I pre­sent the truth, Connor, that you may do with it as you will.“
Oliver Bowden: Assassin’s Creed: For­saken, Kapitel: 16 Sep­tember 1781.

Hay­thams Hoff­nung hat sich erfüllt, denn schon im Prolog schreibt Connor:

„I never knew him. Not really. I thought I had, but it wasn’t until I read his journal that I rea­lized I hadn’t really known him at all. And it’s too late now. Too late to tell him I mis­judged him. Too late to tell him I’m sorry.“
Oliver Bowden: Assassin’s Creed: For­saken, Kapitel: Pro­logue.

Man könnte sagen, dass die ein­ge­scho­bene Nar­ra­tion etwas wie eine Mischung aus spä­terer und gleich­zei­tiger Nar­ra­tion ist. Der Erzähler erzählt zwar von Ver­gan­genem (meis­tens mit nur einer leichten Zeit­ver­schie­bung), doch die Gedanken und Gefühle sind aktuell. Hier ein Bei­spiel aus einem klas­si­schen Brief­roman:

„Die Erin­ne­rung einer sol­chen Szene, wobei ich gegen­wärtig war, fiel mit ganzer Gewalt bei diesen Worten über mich. Ich nahm das Schnupf­tuch vor die Augen und ver­ließ die Gesell­schaft, und nur Lot­tens Stimme, die mir rief: wir wollen fort, brachte mich zu mir selbst. Und wie sie mich auf dem Wege schalt, über den zu warmen Anteil an allem, und dass ich drüber zugrunde gehen würde! dass ich mich schonen sollte! — O der Engel! Um dei­net­willen muss ich leben!“
Johann Wolf­gang Goethe: Die Leiden des jungen Werther, Kapitel: Am 1. Julius.

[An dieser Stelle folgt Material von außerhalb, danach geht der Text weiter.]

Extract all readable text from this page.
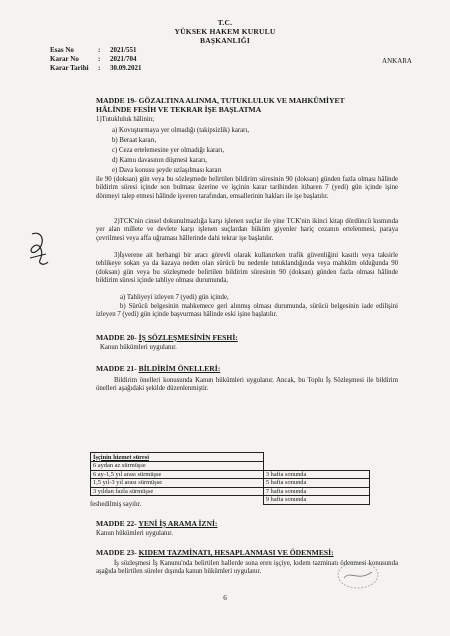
T.C.
YÜKSEK HAKEM KURULU
BAŞKANLIĞI
Esas No	:	2021/551
Karar No	:	2021/704
Karar Tarihi	:	30.09.2021
ANKARA
MADDE 19- GÖZALTINA ALINMA, TUTUKLULUK VE MAHKÛMİYET
HÂLİNDE FESİH VE TEKRAR İŞE BAŞLATMA
1)Tutukluluk hâlinin;
a) Kovuşturmaya yer olmadığı (takipsizlik) kararı,
b) Beraat kararı,
c) Ceza ertelemesine yer olmadığı kararı,
d) Kamu davasının düşmesi kararı,
e) Dava konusu şeyde uzlaşılması kararı
ile 90 (doksan) gün veya bu sözleşmede belirtilen bildirim süresinin 90 (doksan) günden fazla olması hâlinde bildirim süresi içinde son bulması üzerine ve işçinin karar tarihinden itibaren 7 (yedi) gün içinde işine dönmeyi talep etmesi hâlinde işveren tarafından, emsallerinin hakları ile işe başlatılır.
2)TCK'nin cinsel dokunulmazlığa karşı işlenen suçlar ile yine TCK'nin ikinci kitap dördüncü kısmında yer alan millete ve devlete karşı işlenen suçlardan hüküm giyenler hariç cezanın ertelenmesi, paraya çevrilmesi veya affa uğraması hâllerinde dahi tekrar işe başlatılır.
3)İşverene ait herhangi bir aracı görevli olarak kullanırken trafik güvenliğini kasıtlı veya taksirle tehlikeye sokan ya da kazaya neden olan sürücü bu nedenle tutuklandığında veya mahkûm olduğunda 90 (doksan) gün veya bu sözleşmede belirtilen bildirim süresinin 90 (doksan) günden fazla olması hâlinde bildirim süresi içinde tahliye olması durumunda,
a) Tahliyeyi izleyen 7 (yedi) gün içinde,
b) Sürücü belgesinin mahkemece geri alınmış olması durumunda, sürücü belgesinin iade edilişini izleyen 7 (yedi) gün içinde başvurması hâlinde eski işine başlatılır.
MADDE 20- İŞ SÖZLEŞMESİNİN FESHİ:
Kanun hükümleri uygulanır.
MADDE 21- BİLDİRİM ÖNELLERİ:
Bildirim önelleri konusunda Kanun hükümleri uygulanır. Ancak, bu Toplu İş Sözleşmesi ile bildirim önelleri aşağıdaki şekilde düzenlenmiştir.
İşçinin hizmet süresi	
6 aydan az sürmüşse	
6 ay-1,5 yıl arası sürmüşse	3 hafta sonunda
1,5 yıl-3 yıl arası sürmüşse	5 hafta sonunda
3 yıldan fazla sürmüşse	7 hafta sonunda
	9 hafta sonunda
feshedilmiş sayılır.
MADDE 22- YENİ İŞ ARAMA İZNİ:
Kanun hükümleri uygulanır.
MADDE 23- KIDEM TAZMİNATI, HESAPLANMASI VE ÖDENMESİ:
İş sözleşmesi İş Kanunu'nda belirtilen hallerde sona eren işçiye, kıdem tazminatı ödenmesi konusunda aşağıda belirtilen süreler dışında kanun hükümleri uygulanır.
6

Werther zeigt hier drei Dinge zugleich: Er beschreibt ver­gan­genes Geschehen, ver­gan­gene Gefühle und schließ­lich drückt er seine aktu­ellen Gefühle aus.

Schluss­wort

So viel heute zur Kate­gorie der Zeit. Wir haben uns die vier Typen ange­schaut, die Genette in seiner Erzähl­theorie bespricht, und ich hoffe, ich konnte zeigen, dass die Wahl der Zeit­form vor allem eine struk­tu­relle Ent­schei­dung ist:

Wie natür­lich soll sich der Erzählakt anfühlen?

Wie viel Distanz soll der Leser zum Geschehen fühlen?

Welche Schwer­punkte will ich in meiner Erzäh­lung setzen?

All diese Fragen sind eng mit der Wahl eines pas­senden Zeit­typs ver­knüpft.